第37話:黒き災厄、その核心へ


**ズガアアアァァン!!**


ドラゴンの尾が薙ぎ払われるたび、大地がえぐれ、大木が吹き飛ぶ。

俺たちが作った要塞の防壁も、半分以上が瓦礫の山と化していた。


「怯むな! 撃ち続けろぉぉ!!」


ゴブ郎が叫ぶ。

ゴブリン弓兵部隊が、指から血が出る勢いで「鉄蜘蛛の剛弓」を引き絞り、ミスリルの矢を雨のように降らせる。

同時に、ドワーフ製のバリスタから放たれた巨大な杭が、ドラゴンの鱗に突き刺さった。


『……鬱陶シイ』


ドラゴンは気怠げに身を震わせた。

ただそれだけで、突き刺さった矢や杭が弾き飛ばされる。

傷口からドス黒い瘴気が噴き出し、瞬く間に傷を塞いでいく。


「再生速度が速すぎる……!」


空中でカブトムシ(ドーザー)に乗ったクラウディアが歯噛みする。

彼女の『聖光斬』で翼膜を切り裂いても、数秒後には元通りだ。

これではジリ貧だ。


「主! 下がれ! ブレスが来るぞ!」


ヴァイスの警告と同時に、ドラゴンの喉が赤熱した。


『消エロ』


**ゴオオオオオオッ!!**


極太の瘴気ブレスが、直線状に放たれる。

直撃すれば村ごと消滅する威力だ。


「防壁班、全力だ!!」


俺はライターの火力を最大にし、煙の防壁を展開する。

シルヴィも《魔糸防壁》を何重にも重ね、さらにドワーフたちが作ったミスリルの盾を構えたホブゴブリンたちが最前線で踏ん張る。


**ドッゴォォォォン……!!**


視界が紫と黒に染まる。

熱と衝撃で体が浮き上がるが、なんとか耐え切った。


「ぜぇ、はぁ……。冗談きついぜ、あの火力」


俺は冷や汗を拭った。

こちらの攻撃は通じず、向こうの一撃は即死級。

生物としての格が違いすぎる。


「……解析完了だ」


その時、ヴァイスが冷静な声を上げた。

彼は激戦の最中も、常に冷静にドラゴンの動きと魔力の流れを観察(解析)していたのだ。


「奴の不死性は、周囲の森から吸い上げる『瘴気』によるものだ。外部からの攻撃では、どれだけ傷つけても無尽蔵に再生される」

「じゃあどうすんだよ。お手上げか?」

「いや……核(コア)がある」


ヴァイスが指差した先。

それはドラゴンの胸部。分厚い鱗と、渦巻く瘴気に守られた一点。**「逆鱗」**の奥だ。


「あの奥に、異常なほど高密度の瘴気反応がある。奴の生命維持機関であり、この森を汚染している元凶……**『瘴気の心臓(コア)』**だ。

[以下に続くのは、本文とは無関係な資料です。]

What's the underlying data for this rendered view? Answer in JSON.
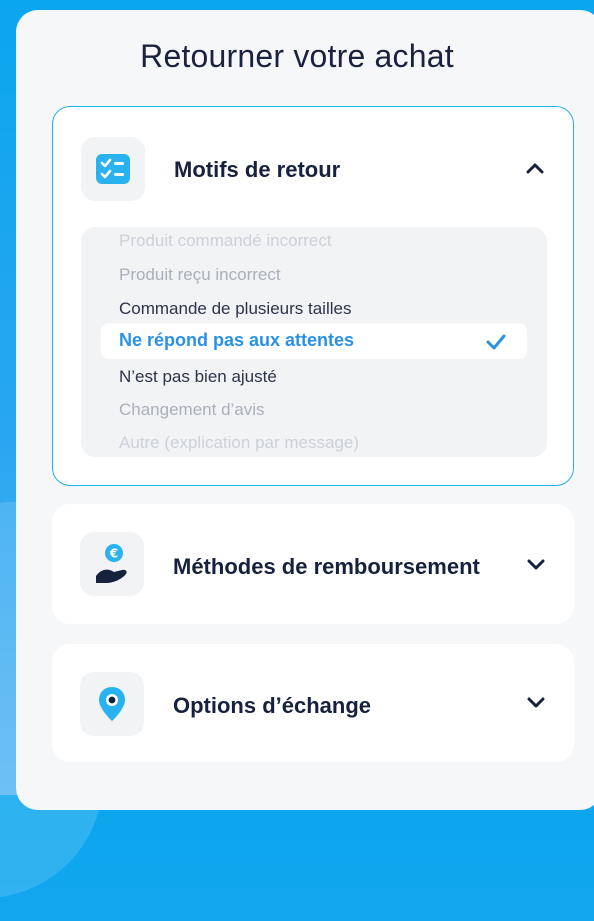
{
  "page": {
    "title": "Retourner votre achat"
  },
  "sections": [
    {
      "label": "Motifs de retour",
      "icon": "checklist-icon",
      "expanded": true,
      "reasons": [
        "Produit commandé incorrect",
        "Produit reçu incorrect",
        "Commande de plusieurs tailles",
        "Ne répond pas aux attentes",
        "N’est pas bien ajusté",
        "Changement d’avis",
        "Autre (explication par message)"
      ],
      "selected_reason": "Ne répond pas aux attentes"
    },
    {
      "label": "Méthodes de remboursement",
      "icon": "hand-euro-coin-icon",
      "expanded": false
    },
    {
      "label": "Options d’échange",
      "icon": "location-pin-icon",
      "expanded": false
    }
  ],
  "colors": {
    "accent": "#22b2ee",
    "selected_text": "#2a92e6",
    "heading": "#16213d"
  }
}
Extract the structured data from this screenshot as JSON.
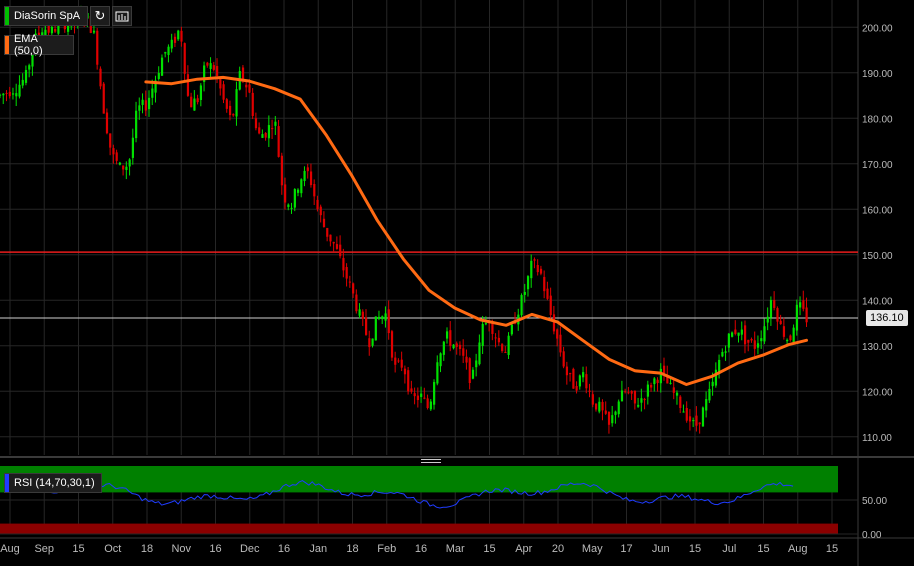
{
  "colors": {
    "up": "#00e000",
    "down": "#e00000",
    "ema": "#ff6a13",
    "hline": "#e81c1c",
    "last_line": "#cfcfcf",
    "rsi_line": "#1f3cff",
    "rsi_over": "#008000",
    "rsi_under": "#8b0000",
    "grid": "#262626"
  },
  "toolbar": {
    "symbol_label": "DiaSorin SpA",
    "refresh_icon": "refresh-icon",
    "indicators_icon": "indicators-icon"
  },
  "last_price_label": "136.10",
  "chart_data": [
    {
      "type": "candlestick",
      "series": [
        {
          "name": "DiaSorin SpA",
          "kind": "ohlc"
        },
        {
          "name": "EMA (50,0)",
          "kind": "line"
        }
      ],
      "y_ticks": [
        "200.00",
        "190.00",
        "180.00",
        "170.00",
        "160.00",
        "150.00",
        "140.00",
        "130.00",
        "120.00",
        "110.00"
      ],
      "ylim": [
        106,
        206
      ],
      "x_tick_labels": [
        "Aug",
        "Sep",
        "15",
        "Oct",
        "18",
        "Nov",
        "16",
        "Dec",
        "16",
        "Jan",
        "18",
        "Feb",
        "16",
        "Mar",
        "15",
        "Apr",
        "20",
        "May",
        "17",
        "Jun",
        "15",
        "Jul",
        "15",
        "Aug",
        "15"
      ],
      "horizontal_line": 150.6,
      "last_price": 136.1,
      "ema_points": [
        [
          0.17,
          188.0
        ],
        [
          0.2,
          187.6
        ],
        [
          0.23,
          188.6
        ],
        [
          0.26,
          189.0
        ],
        [
          0.29,
          188.2
        ],
        [
          0.32,
          186.5
        ],
        [
          0.35,
          184.2
        ],
        [
          0.38,
          176.4
        ],
        [
          0.41,
          167.4
        ],
        [
          0.44,
          157.5
        ],
        [
          0.47,
          149.1
        ],
        [
          0.5,
          142.2
        ],
        [
          0.53,
          138.3
        ],
        [
          0.56,
          135.7
        ],
        [
          0.59,
          134.5
        ],
        [
          0.62,
          136.9
        ],
        [
          0.65,
          135.2
        ],
        [
          0.68,
          131.1
        ],
        [
          0.71,
          127.0
        ],
        [
          0.74,
          124.5
        ],
        [
          0.77,
          124.0
        ],
        [
          0.8,
          121.5
        ],
        [
          0.83,
          123.3
        ],
        [
          0.86,
          126.2
        ],
        [
          0.89,
          128.0
        ],
        [
          0.92,
          130.3
        ],
        [
          0.94,
          131.2
        ]
      ],
      "price_path": [
        [
          0.0,
          185
        ],
        [
          0.02,
          187
        ],
        [
          0.03,
          189
        ],
        [
          0.04,
          197
        ],
        [
          0.05,
          200
        ],
        [
          0.06,
          199
        ],
        [
          0.07,
          201
        ],
        [
          0.09,
          201
        ],
        [
          0.1,
          203
        ],
        [
          0.11,
          198
        ],
        [
          0.12,
          183
        ],
        [
          0.13,
          172
        ],
        [
          0.14,
          169
        ],
        [
          0.15,
          170
        ],
        [
          0.16,
          182
        ],
        [
          0.17,
          183
        ],
        [
          0.18,
          188
        ],
        [
          0.19,
          194
        ],
        [
          0.2,
          196
        ],
        [
          0.21,
          200
        ],
        [
          0.22,
          183
        ],
        [
          0.23,
          184
        ],
        [
          0.24,
          192
        ],
        [
          0.25,
          191
        ],
        [
          0.26,
          184
        ],
        [
          0.27,
          179
        ],
        [
          0.28,
          190
        ],
        [
          0.29,
          186
        ],
        [
          0.3,
          176
        ],
        [
          0.31,
          177
        ],
        [
          0.32,
          180
        ],
        [
          0.33,
          163
        ],
        [
          0.34,
          161
        ],
        [
          0.35,
          167
        ],
        [
          0.36,
          168
        ],
        [
          0.37,
          160
        ],
        [
          0.38,
          155
        ],
        [
          0.39,
          152
        ],
        [
          0.4,
          147
        ],
        [
          0.41,
          142
        ],
        [
          0.42,
          136
        ],
        [
          0.43,
          131
        ],
        [
          0.44,
          136
        ],
        [
          0.45,
          137
        ],
        [
          0.46,
          125
        ],
        [
          0.47,
          126
        ],
        [
          0.48,
          118
        ],
        [
          0.49,
          119
        ],
        [
          0.5,
          116
        ],
        [
          0.51,
          128
        ],
        [
          0.52,
          132
        ],
        [
          0.53,
          130
        ],
        [
          0.54,
          127
        ],
        [
          0.55,
          122
        ],
        [
          0.56,
          133
        ],
        [
          0.57,
          136
        ],
        [
          0.58,
          131
        ],
        [
          0.59,
          129
        ],
        [
          0.6,
          136
        ],
        [
          0.61,
          141
        ],
        [
          0.62,
          148
        ],
        [
          0.63,
          146
        ],
        [
          0.64,
          138
        ],
        [
          0.65,
          131
        ],
        [
          0.66,
          124
        ],
        [
          0.67,
          121
        ],
        [
          0.68,
          124
        ],
        [
          0.69,
          118
        ],
        [
          0.7,
          116
        ],
        [
          0.71,
          112
        ],
        [
          0.72,
          118
        ],
        [
          0.73,
          120
        ],
        [
          0.74,
          117
        ],
        [
          0.75,
          119
        ],
        [
          0.76,
          122
        ],
        [
          0.77,
          124
        ],
        [
          0.78,
          121
        ],
        [
          0.79,
          118
        ],
        [
          0.8,
          115
        ],
        [
          0.81,
          112
        ],
        [
          0.82,
          116
        ],
        [
          0.83,
          121
        ],
        [
          0.84,
          128
        ],
        [
          0.85,
          132
        ],
        [
          0.86,
          134
        ],
        [
          0.87,
          131
        ],
        [
          0.88,
          130
        ],
        [
          0.89,
          134
        ],
        [
          0.9,
          141
        ],
        [
          0.91,
          134
        ],
        [
          0.92,
          131
        ],
        [
          0.93,
          139
        ],
        [
          0.94,
          136
        ]
      ]
    },
    {
      "type": "line",
      "series": [
        {
          "name": "RSI (14,70,30,1)"
        }
      ],
      "y_ticks": [
        "50.00",
        "0.00"
      ],
      "ylim": [
        0,
        100
      ],
      "overbought": 70,
      "oversold": 30
    }
  ]
}
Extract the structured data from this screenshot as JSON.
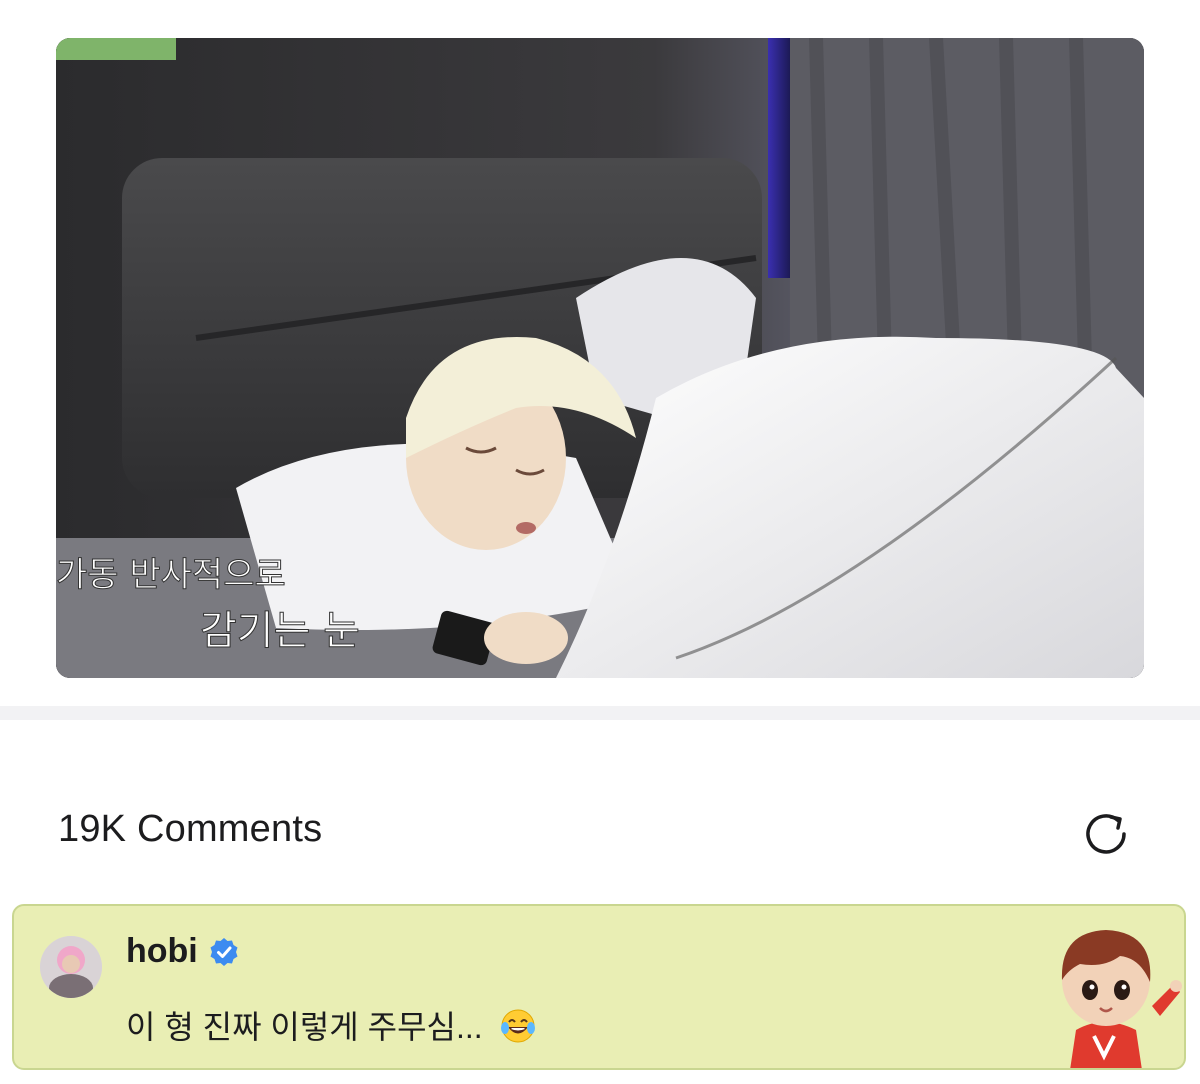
{
  "media": {
    "caption_line1": "가동 반사적으로",
    "caption_line2": "감기는 눈",
    "icon": "photo-sleeping-in-bed"
  },
  "comments": {
    "header": "19K Comments",
    "refresh_icon": "refresh-icon"
  },
  "comment": {
    "author": "hobi",
    "verified_icon": "verified-badge-icon",
    "text": "이 형 진짜 이렇게 주무심...",
    "emoji_icon": "laughing-tears-emoji-icon",
    "sticker_icon": "character-sticker-icon",
    "bg_color": "#e9eeb4",
    "verified_color": "#3c8bf0"
  }
}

あれを破壊、あるいは浄化しない限り、奴は不死身だ」


「心臓、か……」


遠い。

あそこはドラゴンの懐、最も危険な場所だ。

遠距離攻撃じゃ届かない。誰かが肉薄して、一撃必殺の技を叩き込む必要がある。


「……俺が行く」


俺は静かに言った。


「タケル様!?」

「俺のライターと、浄化の煙なら、あの瘴気を焼き払える。……いや、俺にしかできない」


シルヴィやクラウディアの攻撃力は高いが、相手は「瘴気の塊」だ。物理や魔法で吹き飛ばしても再生される可能性がある。

概念的に「浄化」し、「焼き尽くす」ことができるのは、神様から貰ったこの道具だけだ。


「……勝算は?」

ヴァイスが問う。


「五分五分……いや、お前らが道を切り開いてくれるなら、100%だ」


俺の言葉に、全員の顔つきが変わった。

迷いは消えた。


「承知いたしました」

シルヴィが優雅に一礼し、背中の蜘蛛脚を全開にする。


「主様をあそこまで送り届ければよいのですね? ……私の全てを賭けて、道を作ります」

「我輩たちが盾になります! 主様は前だけを見てください!」

ゴブ郎が胸を叩く。


「風は、俺が送る」

クロウが低く唸り、全身に風を纏う。


作戦は決まった。

一点突破。総員による特攻でドラゴンの守りをこじ開け、俺が心臓(コア)を撃ち抜く。


「よし……行くぞ!!」


俺はドーザーの背中に飛び乗った。

最後の突撃だ。


「総員、かかれぇぇぇ!!!」


俺の号令と共に、タケル・ファミリー全員が、死を恐れずに巨大な古龍へと雪崩れ込んだ。